Novi Velia, riapre il ‘Sacro Monte’: la Madonna riabbraccia ‘i suoi figli’
Come da tradizione, l’ultima domenica di maggio, l’immagine della Madonna del Sacro Monte di Novi Velia è ‘svelata’ e restituita alla devozione popolare. Si apre così la lunga stagione dei pellegrinaggi che, nei secoli, ha ininterrottamente portato sulla montagna i fedeli che, con estrema devozione, affrontano la scalata per incrociare quello sguardo denso di amore e serenità racchiuso negli occhi della madre Celeste. L’appuntamento è per il 30 maggio 2021.
Novi Velia, la storia del Santuario
Il complesso mariano situato sul Monte Gelbison o, più popolarmente, sul Monte Sacro, ha una genesi antichissima, anticipata in realtà, da altrettanti secoli di storia che, sulla cima della montagna, probabilmente in origine hanno visto la presenza di un luogo di culto pagano. Potrebbero essere stati gli Enotri a realizzare qui un tempio. La teoria appare rafforzata dal fatto che il nome Gelbison deriverebbe dall’arabo con il significato di ‘Monte dell’Idolo’ e, dunque, noto anche ai Saraceni. I monaci basiliani, invece, avrebbero adattato al culto cristiano il sito. Si potrebbe ipotizzare che il nuovo assetto religioso prese forma tra il X e l’XI secolo. Il complesso, oggi, è strutturato intorno alla chiesa nella quale si custodisce la preziosa immagine della Madonna che, nelle fattezze, ricorda l’iconografia bizantina. Il colorito scuro le ha conferito l’appellativo di ‘bruna’ e l’ha resa la ‘Madre’ assoluta di questa vasta terra un tempo ‘Lucania’.
Angeli e Cavalieri: ‘le ali’ della leggenda
Secondo la tradizione il Santuario fu eretto per volere divino. Si racconta che i fondatori furono dei pastori di Novi Velia, i quali, inseguendo un agnello, giunsero alle porte di una grotta dove scorsero l’immagine della Vergine. Informando le autorità religiose del rinvenimento, il Vescovo stesso volle raggiungere quel luogo e, all’arrivo, si udì una voce che disse Questo luogo è santo ed è stato consacrato dagli Angeli. Tra le numerose leggende che avvolgono la montagna, poi, vi è l’avventura di due cavalieri che durante una galoppata giunsero dinanzi alla chiesa. Uno dei fantini entrò nel tempio per omaggiare la Madonna, mentre l’altro rimase all’esterno inferendo contro il compagno che aveva compiuto tale scelta. All’improvviso il suo cavallo intraprese una folle corsa verso il precipizio e per scampare alla morte il cavaliere chiese aiuto alla Vergine. L’equino si arrestò su una roccia che ancora oggi è detta ‘ciampa di cavallo’.

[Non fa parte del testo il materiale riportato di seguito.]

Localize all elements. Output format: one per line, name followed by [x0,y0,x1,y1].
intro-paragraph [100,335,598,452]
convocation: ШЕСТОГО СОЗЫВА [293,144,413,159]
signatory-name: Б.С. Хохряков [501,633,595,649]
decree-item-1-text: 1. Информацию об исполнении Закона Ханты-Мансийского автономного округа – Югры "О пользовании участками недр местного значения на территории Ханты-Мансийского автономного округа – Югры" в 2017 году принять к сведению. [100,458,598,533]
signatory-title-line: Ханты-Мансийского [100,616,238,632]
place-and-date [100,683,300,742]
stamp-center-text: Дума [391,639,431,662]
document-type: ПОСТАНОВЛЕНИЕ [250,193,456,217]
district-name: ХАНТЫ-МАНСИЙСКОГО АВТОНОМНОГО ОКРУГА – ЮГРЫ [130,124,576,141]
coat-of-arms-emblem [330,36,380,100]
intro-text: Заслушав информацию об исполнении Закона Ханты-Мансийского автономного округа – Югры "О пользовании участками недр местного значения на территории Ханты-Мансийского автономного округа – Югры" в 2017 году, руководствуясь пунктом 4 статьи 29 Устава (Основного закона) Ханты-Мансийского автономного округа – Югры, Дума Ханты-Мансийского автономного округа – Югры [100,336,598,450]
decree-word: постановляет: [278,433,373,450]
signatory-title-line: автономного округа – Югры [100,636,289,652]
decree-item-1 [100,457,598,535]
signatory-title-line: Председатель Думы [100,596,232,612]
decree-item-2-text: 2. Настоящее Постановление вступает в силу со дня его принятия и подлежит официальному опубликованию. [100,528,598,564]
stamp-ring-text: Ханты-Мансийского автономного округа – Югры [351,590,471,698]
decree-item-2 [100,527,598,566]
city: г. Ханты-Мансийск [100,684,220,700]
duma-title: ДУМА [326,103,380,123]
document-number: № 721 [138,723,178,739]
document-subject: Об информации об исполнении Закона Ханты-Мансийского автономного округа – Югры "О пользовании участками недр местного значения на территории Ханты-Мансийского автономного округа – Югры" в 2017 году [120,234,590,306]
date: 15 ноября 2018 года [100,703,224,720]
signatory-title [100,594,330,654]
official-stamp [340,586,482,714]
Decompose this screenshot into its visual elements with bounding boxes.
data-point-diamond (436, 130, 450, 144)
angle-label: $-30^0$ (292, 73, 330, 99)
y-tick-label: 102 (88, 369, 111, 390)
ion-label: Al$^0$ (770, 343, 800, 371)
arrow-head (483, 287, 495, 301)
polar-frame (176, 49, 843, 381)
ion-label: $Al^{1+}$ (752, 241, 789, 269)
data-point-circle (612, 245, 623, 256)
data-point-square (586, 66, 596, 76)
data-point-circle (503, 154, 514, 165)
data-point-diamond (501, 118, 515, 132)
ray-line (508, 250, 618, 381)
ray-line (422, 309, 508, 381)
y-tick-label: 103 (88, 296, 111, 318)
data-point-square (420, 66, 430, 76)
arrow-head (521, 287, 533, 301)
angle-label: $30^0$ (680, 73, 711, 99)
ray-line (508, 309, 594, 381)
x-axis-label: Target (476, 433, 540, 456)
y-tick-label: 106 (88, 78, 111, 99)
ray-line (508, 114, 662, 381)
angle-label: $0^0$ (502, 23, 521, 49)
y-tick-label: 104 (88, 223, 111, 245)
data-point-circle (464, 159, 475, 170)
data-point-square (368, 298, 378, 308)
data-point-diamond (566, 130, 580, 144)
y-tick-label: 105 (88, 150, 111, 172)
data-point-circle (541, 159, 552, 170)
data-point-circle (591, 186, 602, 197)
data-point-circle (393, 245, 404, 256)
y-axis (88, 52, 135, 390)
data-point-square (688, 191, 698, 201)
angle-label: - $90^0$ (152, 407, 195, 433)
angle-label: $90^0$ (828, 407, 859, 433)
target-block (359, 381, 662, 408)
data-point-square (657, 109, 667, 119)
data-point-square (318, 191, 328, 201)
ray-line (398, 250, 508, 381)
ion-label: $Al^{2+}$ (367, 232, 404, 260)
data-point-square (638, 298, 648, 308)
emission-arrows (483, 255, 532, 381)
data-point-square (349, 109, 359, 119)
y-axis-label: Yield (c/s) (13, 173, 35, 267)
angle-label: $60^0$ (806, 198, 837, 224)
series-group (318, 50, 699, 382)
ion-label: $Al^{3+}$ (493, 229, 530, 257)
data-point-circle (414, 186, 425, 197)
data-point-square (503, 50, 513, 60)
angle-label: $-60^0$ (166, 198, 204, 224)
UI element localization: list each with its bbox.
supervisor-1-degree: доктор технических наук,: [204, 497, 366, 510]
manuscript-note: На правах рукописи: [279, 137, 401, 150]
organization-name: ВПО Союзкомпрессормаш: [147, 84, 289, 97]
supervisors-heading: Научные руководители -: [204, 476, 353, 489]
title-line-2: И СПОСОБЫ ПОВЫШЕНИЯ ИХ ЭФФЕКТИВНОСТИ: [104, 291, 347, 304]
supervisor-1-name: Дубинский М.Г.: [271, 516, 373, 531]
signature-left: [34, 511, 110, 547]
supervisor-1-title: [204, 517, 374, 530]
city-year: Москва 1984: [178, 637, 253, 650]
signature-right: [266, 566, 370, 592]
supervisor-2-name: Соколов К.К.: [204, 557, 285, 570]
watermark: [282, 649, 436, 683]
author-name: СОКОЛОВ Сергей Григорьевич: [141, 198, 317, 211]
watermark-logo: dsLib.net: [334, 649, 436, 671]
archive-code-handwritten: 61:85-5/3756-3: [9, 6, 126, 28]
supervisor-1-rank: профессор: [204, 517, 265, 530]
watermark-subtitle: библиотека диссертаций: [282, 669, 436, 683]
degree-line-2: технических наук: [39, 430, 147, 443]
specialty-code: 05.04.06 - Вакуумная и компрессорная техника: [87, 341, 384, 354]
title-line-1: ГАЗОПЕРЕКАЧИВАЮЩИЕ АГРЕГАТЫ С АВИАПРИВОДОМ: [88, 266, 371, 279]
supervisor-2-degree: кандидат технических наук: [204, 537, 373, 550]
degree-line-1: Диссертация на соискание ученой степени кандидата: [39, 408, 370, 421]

La via dei pellegrini e i passi della devozione
Ancora ora c’è chi raggiunge il Santuario seguendo quello che rimane del vecchio sentiero gradinato, ma in passato il pellegrinaggio assumeva un grande valore spirituale proprio in questa fase dell’ascesa. Lasciato l’abitato di Novi Velia, infatti, iniziava l’antico tracciato che, gradualmente, s’inerpica per la montagna. Tuttora, arrivati sul ponte del fiume Torna, riecheggiano le parole del proverbio: arrivati a lu ponte re la Torna, chi nun se fira se torna, proprio evidenziando le difficoltà del cammino. Le compagnie, capeggiate dalla ‘centa’, animavano la traversata con i canti tradizionali, spesso accompagnati da rudimentali strumenti musicali; le soste durante il percorso, in tal modo, diventavano momenti conviviali. Un grande cumulo di pietre sormontato da una croce è il segno penitenziale dove i pellegrini metaforicamente lasciano le loro colpe, ma è anche il punto dove convergono le due storiche direttrici viarie che portano al Santuario: una proveniente da Novi e l’altra da Rofrano.